A comic novel about two women living in an active adult community where tall flowers, bird feeders, disobedient dogs, and especially children are forbidden . . . until an errant teen drops her two-month-old son at her grandmother's house and much of the community is drawn into the effort to keep him from being discovered.
Takedown is about a wrestler who is diagnosed with epilepsy during his senior year in high school, when he thinks he might have a chance for the state championship. That's a heavy topic. But I think when I write for younger people, the voice is often lighter.

My grandchildren are too young to read my books. Most of them are too young to read at all. But the oldest of the gang is ten, and she's a bookworm who's been writing her own stories for years. I think one advantage of having a grandma who's a book writer, as they put it, is that it demystifies the process. If grandma can do it, so can I. And they can, and do. As to my grown children . . . my daughter and my youngest son read my books. If the other two do, they don't tell me about it, although years ago my oldest son gave me a lecture about my calling one of my short stories "literary" when what I really meant was "boring." He was absolutely right. I rewrote it, and it was published in Seventeen and then reprinted in two or three other places. Out of the mouths of babes . . .

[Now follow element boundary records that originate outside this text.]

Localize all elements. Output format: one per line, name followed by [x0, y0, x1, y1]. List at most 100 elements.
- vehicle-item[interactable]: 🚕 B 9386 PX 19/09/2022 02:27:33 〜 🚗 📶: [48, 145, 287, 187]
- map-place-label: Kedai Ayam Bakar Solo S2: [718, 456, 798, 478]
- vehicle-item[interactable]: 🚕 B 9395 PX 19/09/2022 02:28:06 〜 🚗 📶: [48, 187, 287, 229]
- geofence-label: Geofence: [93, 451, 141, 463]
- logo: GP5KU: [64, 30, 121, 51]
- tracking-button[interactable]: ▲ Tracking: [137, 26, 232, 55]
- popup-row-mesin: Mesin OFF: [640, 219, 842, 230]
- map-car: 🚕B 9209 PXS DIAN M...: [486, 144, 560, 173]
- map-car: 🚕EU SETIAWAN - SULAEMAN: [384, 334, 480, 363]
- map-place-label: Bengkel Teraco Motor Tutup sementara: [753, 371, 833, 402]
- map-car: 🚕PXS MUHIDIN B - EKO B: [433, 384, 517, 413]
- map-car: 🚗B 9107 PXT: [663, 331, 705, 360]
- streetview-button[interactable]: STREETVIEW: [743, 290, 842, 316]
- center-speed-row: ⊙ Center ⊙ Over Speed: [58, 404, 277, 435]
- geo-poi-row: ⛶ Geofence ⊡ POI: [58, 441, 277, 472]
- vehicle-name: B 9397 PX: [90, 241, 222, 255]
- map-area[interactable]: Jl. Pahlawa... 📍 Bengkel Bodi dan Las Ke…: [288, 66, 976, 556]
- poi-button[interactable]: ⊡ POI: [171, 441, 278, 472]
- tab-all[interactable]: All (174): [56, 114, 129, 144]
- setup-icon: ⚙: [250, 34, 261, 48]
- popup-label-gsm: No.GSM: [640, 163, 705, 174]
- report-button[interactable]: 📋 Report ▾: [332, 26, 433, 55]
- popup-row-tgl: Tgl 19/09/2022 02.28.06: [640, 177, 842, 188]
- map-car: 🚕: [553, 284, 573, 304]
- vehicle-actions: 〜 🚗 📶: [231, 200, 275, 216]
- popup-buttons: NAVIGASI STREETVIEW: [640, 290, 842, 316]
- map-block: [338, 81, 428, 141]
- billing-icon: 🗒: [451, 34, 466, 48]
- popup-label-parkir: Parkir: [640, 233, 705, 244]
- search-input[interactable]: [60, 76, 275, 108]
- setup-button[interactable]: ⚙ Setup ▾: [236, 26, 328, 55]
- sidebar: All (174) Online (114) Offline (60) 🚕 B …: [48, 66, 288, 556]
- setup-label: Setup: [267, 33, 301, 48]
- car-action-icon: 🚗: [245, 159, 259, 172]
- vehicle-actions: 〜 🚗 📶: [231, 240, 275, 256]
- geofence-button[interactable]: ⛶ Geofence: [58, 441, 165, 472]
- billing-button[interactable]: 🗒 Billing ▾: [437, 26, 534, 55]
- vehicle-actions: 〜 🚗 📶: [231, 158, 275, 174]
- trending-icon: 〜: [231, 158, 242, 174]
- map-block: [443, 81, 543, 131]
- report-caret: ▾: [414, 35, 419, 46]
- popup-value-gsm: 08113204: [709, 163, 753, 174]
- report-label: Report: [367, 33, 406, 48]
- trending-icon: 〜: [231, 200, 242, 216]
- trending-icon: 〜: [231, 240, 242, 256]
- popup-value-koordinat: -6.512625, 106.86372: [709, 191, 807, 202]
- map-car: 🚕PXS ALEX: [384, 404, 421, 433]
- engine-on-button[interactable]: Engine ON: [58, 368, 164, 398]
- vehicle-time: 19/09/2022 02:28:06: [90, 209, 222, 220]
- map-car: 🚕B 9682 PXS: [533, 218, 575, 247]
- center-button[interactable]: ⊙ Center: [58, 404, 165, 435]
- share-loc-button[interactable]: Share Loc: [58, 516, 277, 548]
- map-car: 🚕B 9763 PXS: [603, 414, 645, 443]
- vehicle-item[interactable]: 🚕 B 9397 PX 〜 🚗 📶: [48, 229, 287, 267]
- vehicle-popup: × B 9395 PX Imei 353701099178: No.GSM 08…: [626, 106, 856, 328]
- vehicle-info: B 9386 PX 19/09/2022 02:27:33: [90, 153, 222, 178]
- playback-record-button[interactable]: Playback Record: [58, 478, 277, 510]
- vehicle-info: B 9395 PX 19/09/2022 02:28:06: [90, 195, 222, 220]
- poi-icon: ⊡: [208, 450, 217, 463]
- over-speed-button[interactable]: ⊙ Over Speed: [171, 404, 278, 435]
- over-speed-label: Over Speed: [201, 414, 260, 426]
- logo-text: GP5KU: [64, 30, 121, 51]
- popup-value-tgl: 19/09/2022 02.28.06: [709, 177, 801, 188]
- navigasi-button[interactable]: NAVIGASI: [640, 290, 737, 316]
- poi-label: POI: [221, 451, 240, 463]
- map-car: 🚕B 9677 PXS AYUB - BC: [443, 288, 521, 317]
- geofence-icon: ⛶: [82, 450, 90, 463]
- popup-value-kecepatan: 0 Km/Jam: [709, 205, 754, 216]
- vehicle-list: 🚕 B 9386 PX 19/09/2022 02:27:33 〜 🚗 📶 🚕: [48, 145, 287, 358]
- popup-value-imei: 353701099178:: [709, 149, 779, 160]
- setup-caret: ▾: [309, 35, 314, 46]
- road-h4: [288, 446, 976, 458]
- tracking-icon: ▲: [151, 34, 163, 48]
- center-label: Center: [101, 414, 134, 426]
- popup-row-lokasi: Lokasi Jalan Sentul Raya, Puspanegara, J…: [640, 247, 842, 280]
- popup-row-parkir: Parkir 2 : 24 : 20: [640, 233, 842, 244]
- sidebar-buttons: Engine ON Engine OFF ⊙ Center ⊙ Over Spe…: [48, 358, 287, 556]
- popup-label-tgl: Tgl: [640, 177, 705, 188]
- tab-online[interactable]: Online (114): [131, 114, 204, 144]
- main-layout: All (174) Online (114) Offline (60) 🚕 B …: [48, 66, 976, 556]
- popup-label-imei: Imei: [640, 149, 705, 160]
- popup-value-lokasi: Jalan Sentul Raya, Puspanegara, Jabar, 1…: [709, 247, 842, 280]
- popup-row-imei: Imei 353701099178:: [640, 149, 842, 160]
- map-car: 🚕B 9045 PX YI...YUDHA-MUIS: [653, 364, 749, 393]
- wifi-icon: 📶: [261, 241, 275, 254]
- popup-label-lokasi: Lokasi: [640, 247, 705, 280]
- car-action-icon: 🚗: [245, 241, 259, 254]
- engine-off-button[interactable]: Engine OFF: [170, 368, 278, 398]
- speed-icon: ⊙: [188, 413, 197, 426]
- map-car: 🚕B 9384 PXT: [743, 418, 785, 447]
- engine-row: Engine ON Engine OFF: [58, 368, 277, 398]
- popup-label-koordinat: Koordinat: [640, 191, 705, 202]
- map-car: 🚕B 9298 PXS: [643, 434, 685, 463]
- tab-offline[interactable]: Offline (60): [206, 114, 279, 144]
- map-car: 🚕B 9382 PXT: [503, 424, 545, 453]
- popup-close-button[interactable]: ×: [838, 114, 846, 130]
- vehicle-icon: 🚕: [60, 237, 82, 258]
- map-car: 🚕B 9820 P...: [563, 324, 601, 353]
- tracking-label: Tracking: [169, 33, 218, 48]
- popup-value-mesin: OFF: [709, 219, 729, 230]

We've covered an awful lot. One word to the aspiring writer -- it's a tough market these days, a changing one, sometimes a scary one, but with so many more pportunities than there were years ago (take it from a writer who started before anyone ever heard the word blog ) that if the writer stays strong enough to shrug off the frustrations and take the joy from the writing, where it has always been -- it's an exciting, vibrant time.